In the mind of Donald Trump there are a great many things nobody knows about but him—that Abraham Lincoln was a Republican, that designing a health care system for a country of 330 million people would be complicated, that the pandemic currently ravaging the nation “could be horrible” or “maybe good.” As a rule, these are things that most people did, in fact, know already, but that he has only recently learned.
It is safe to assume, then, that the president of the United States was only recently made aware of Juneteenth, the holiday commemorating the end of slavery in America. In an interview with the Wall Street Journal published Thursday, Trump did what he often does with things he has just learned about: he acts like they’re new to everyone, and takes credit for them. “I did something good,” he told the outlet. “I made Juneteenth very famous…It’s actually an important event, an important time,” he continued. “But nobody had ever heard of it.”

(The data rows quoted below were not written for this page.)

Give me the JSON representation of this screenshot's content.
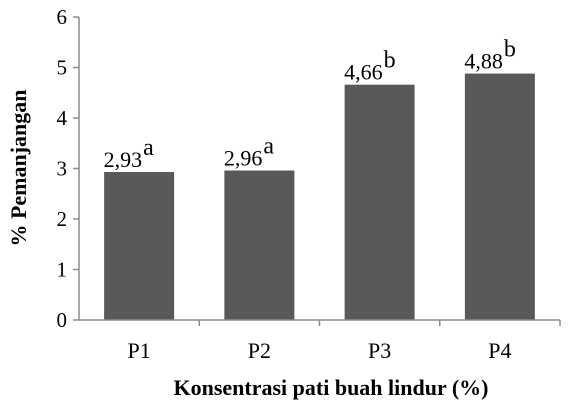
{
  "chart_data": {
    "type": "bar",
    "categories": [
      "P1",
      "P2",
      "P3",
      "P4"
    ],
    "values": [
      2.93,
      2.96,
      4.66,
      4.88
    ],
    "data_labels": [
      "2,93",
      "2,96",
      "4,66",
      "4,88"
    ],
    "significance_letters": [
      "a",
      "a",
      "b",
      "b"
    ],
    "title": "",
    "xlabel": "Konsentrasi pati buah lindur  (%)",
    "ylabel": "% Pemanjangan",
    "ylim": [
      0,
      6
    ],
    "yticks": [
      "0",
      "1",
      "2",
      "3",
      "4",
      "5",
      "6"
    ],
    "bar_color": "#595959",
    "grid": false,
    "legend": "none"
  }
}
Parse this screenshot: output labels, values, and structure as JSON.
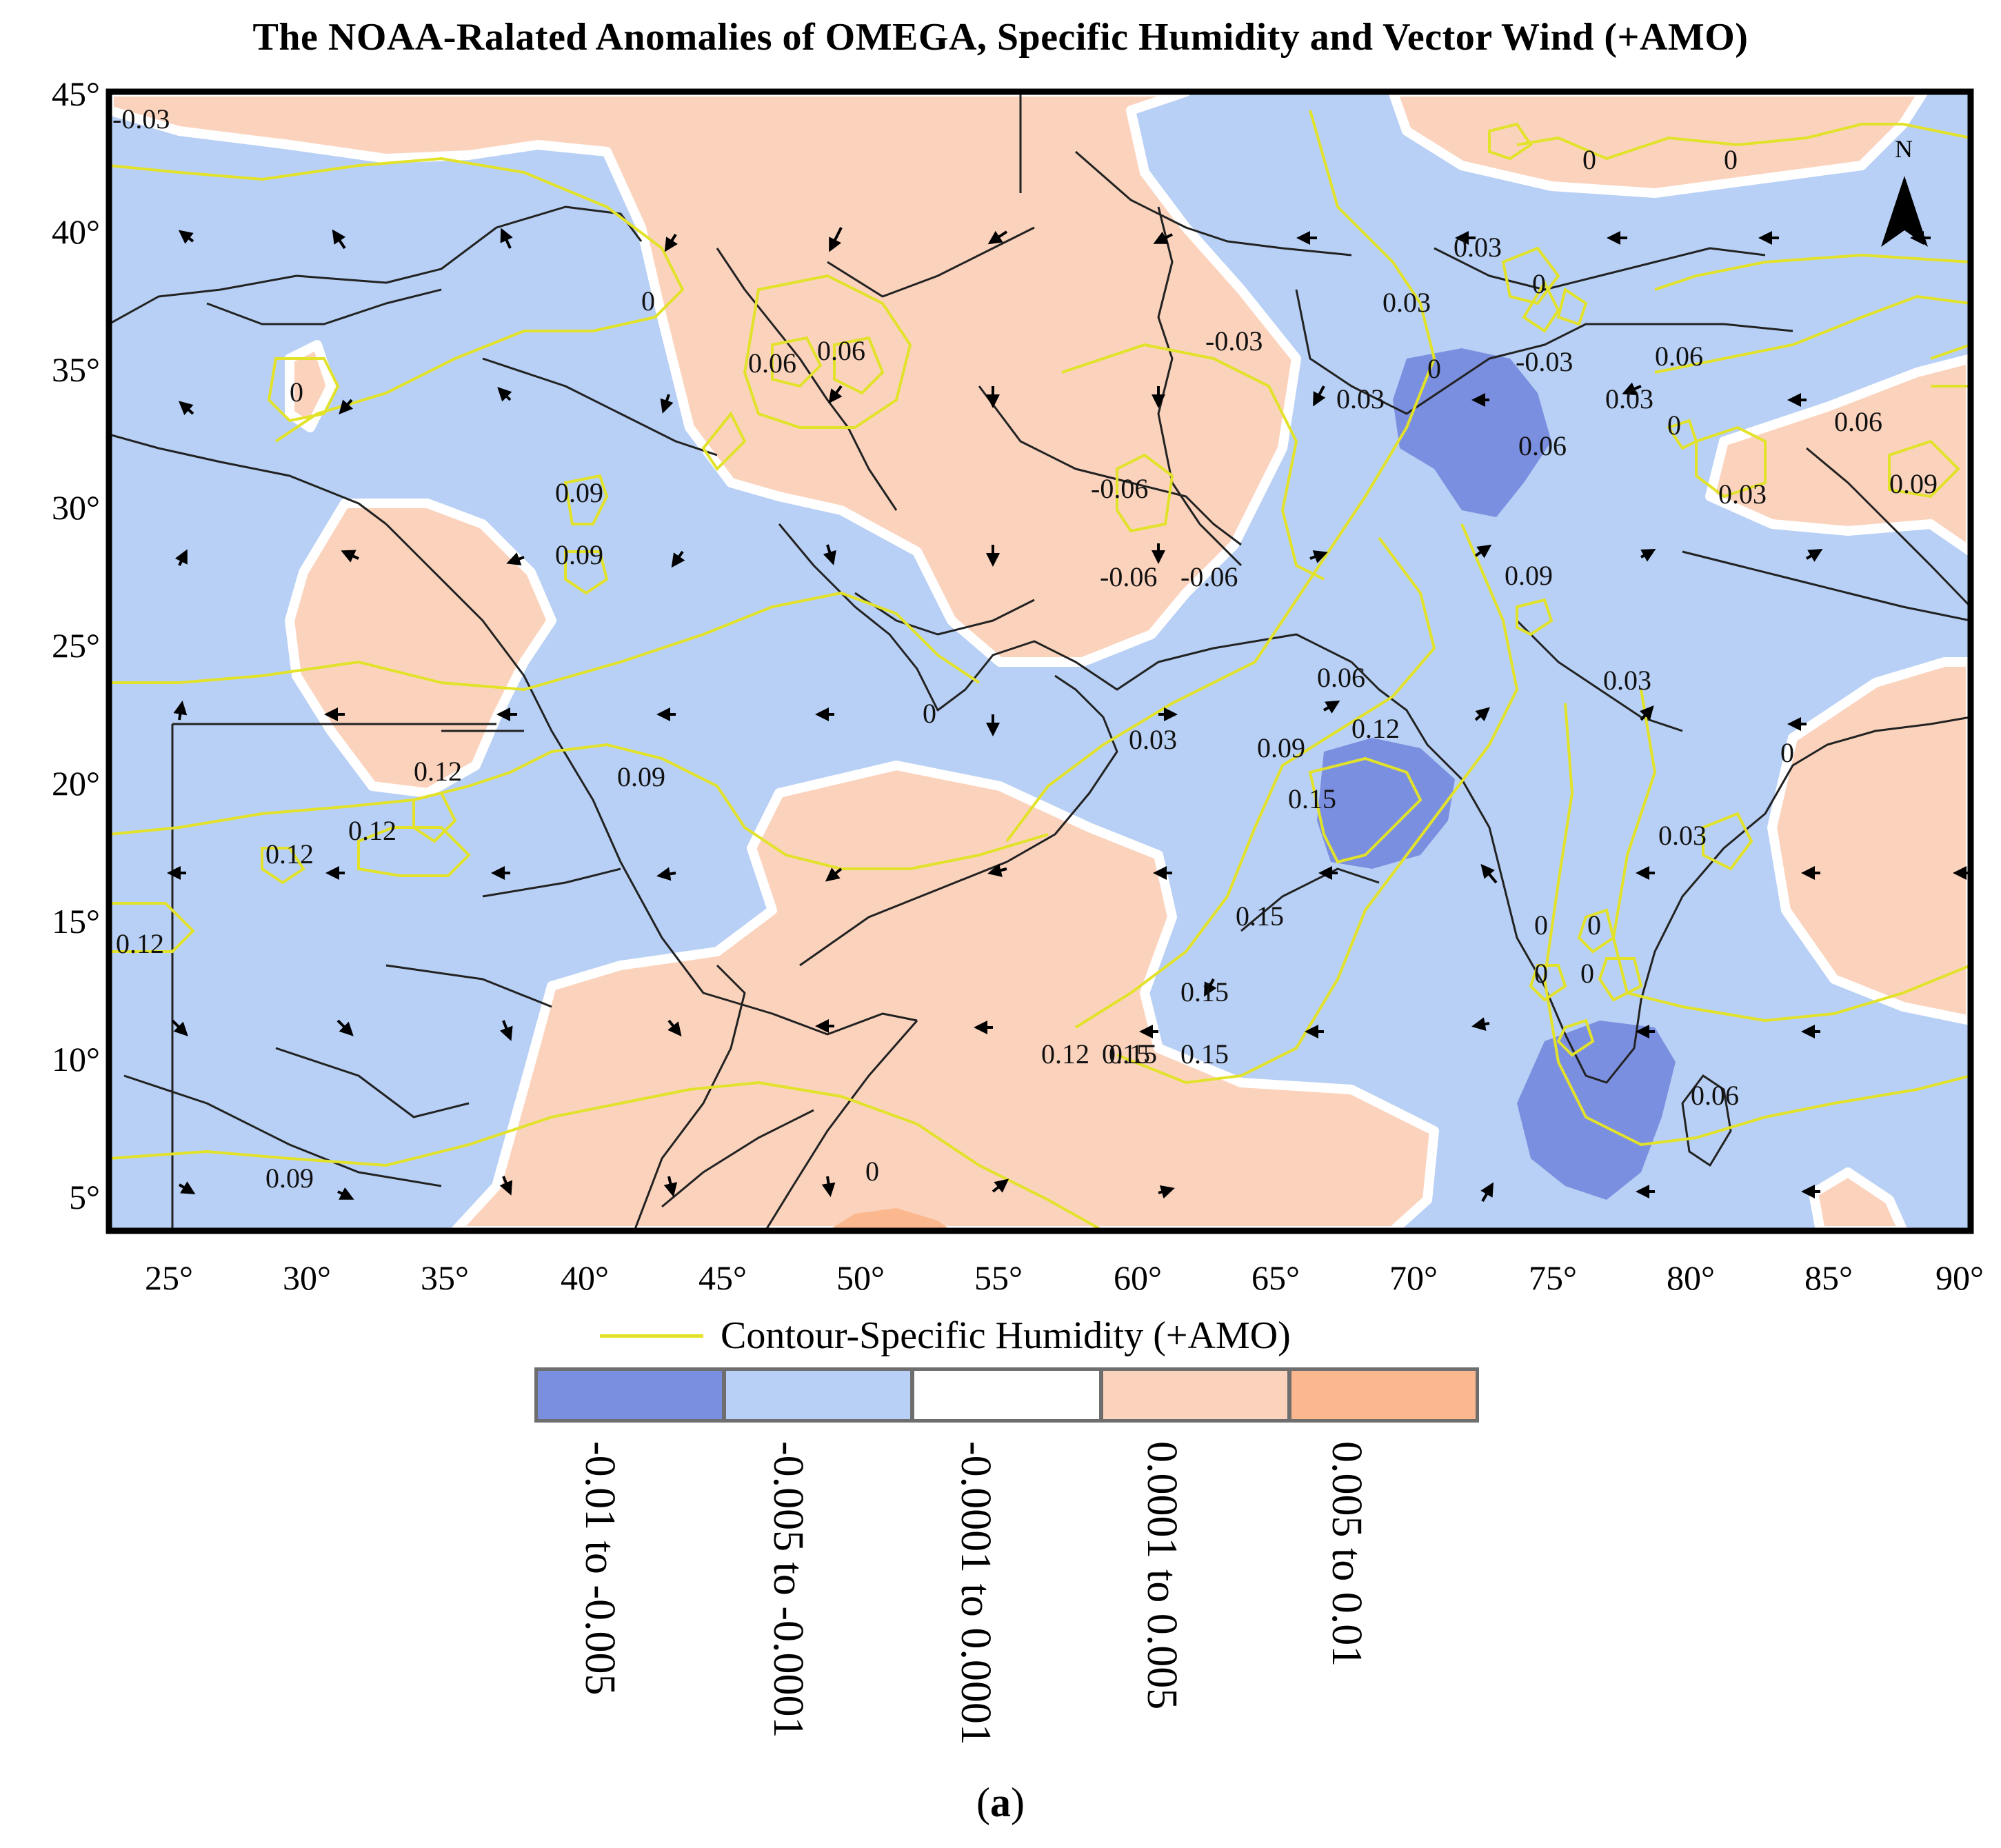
{
  "title": "The NOAA-Ralated Anomalies of OMEGA, Specific Humidity and Vector Wind (+AMO)",
  "north_label": "N",
  "lat_ticks": [
    "45°",
    "40°",
    "35°",
    "30°",
    "25°",
    "20°",
    "15°",
    "10°",
    "5°"
  ],
  "lon_ticks": [
    "25°",
    "30°",
    "35°",
    "40°",
    "45°",
    "50°",
    "55°",
    "60°",
    "65°",
    "70°",
    "75°",
    "80°",
    "85°",
    "90°"
  ],
  "legend": {
    "line_label": "Contour-Specific Humidity (+AMO)",
    "line_color": "#e2e22a",
    "classes": [
      {
        "label": "-0.01 to -0.005",
        "color": "#7b8fe0"
      },
      {
        "label": "-0.005 to -0.0001",
        "color": "#b8d0f5"
      },
      {
        "label": "-0.0001 to 0.0001",
        "color": "#ffffff"
      },
      {
        "label": "0.0001 to 0.005",
        "color": "#fbd3bd"
      },
      {
        "label": "0.005 to 0.01",
        "color": "#fbb88f"
      }
    ]
  },
  "contour_labels": [
    "-0.03",
    "0",
    "0",
    "0.06",
    "0.06",
    "0",
    "-0.03",
    "0.09",
    "0.09",
    "0.12",
    "0.12",
    "0.12",
    "0.12",
    "0.09",
    "0.09",
    "0",
    "0",
    "0.03",
    "0.09",
    "0.12",
    "0.15",
    "0.15",
    "0.15",
    "0.15",
    "0.12",
    "0.15",
    "0.15",
    "-0.06",
    "-0.06",
    "-0.06",
    "0.06",
    "0.03",
    "0.03",
    "-0.03",
    "0",
    "0",
    "0",
    "0.03",
    "0.06",
    "0.03",
    "0",
    "0.06",
    "0.09",
    "0.03",
    "0.06",
    "0.09",
    "0",
    "0.03",
    "0",
    "0",
    "0",
    "0",
    "0.06",
    "0.03"
  ],
  "caption_open": "(",
  "caption_letter": "a",
  "caption_close": ")"
}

When Trump first announced that his rally would take place on June 19—in Tulsa, the site of one of the worst racist massacres in American history, no less—he was roundly criticized. At first, he claimed the event was intended as a “celebration” of Juneteenth, then pushed the date back “out of respect” after hearing from Black “friends” and “supporters” and taking their wishes into account. While the initial location and date seemed like a dog-whistle to the MAGA faithful amid a national reckoning over racism, an equally plausible explanation was that Trump was ignorant of the significance of the date. Pulling out the old “nobody had ever heard of it” line with the Wall Street Journal might be confirmation of the latter.
On this occasion, however, Trump was immediately confronted with evidence that other people had, in fact, heard of the holiday. He paused the Journal interview to ask an aide if she’d heard of Juneteenth, and she informed him that his own administration had, in fact, released a statement commemorating the holiday last year. “Oh really? We put out a statement? The Trump White House put out a statement?” Trump said. “OK, OK. Good.”
Despite not being aware of a pivotal holiday for Black Americans, the president recently claimed to have “done more for the Black community than any other president”—with the possible exception, he said in a Fox News interview with Harris Faulkner last week, of Abraham Lincoln, “Honest Abe as we call him.”
“He did good,” Trump said of Lincoln. “Although it’s always questionable, you know—in other words, the end result.”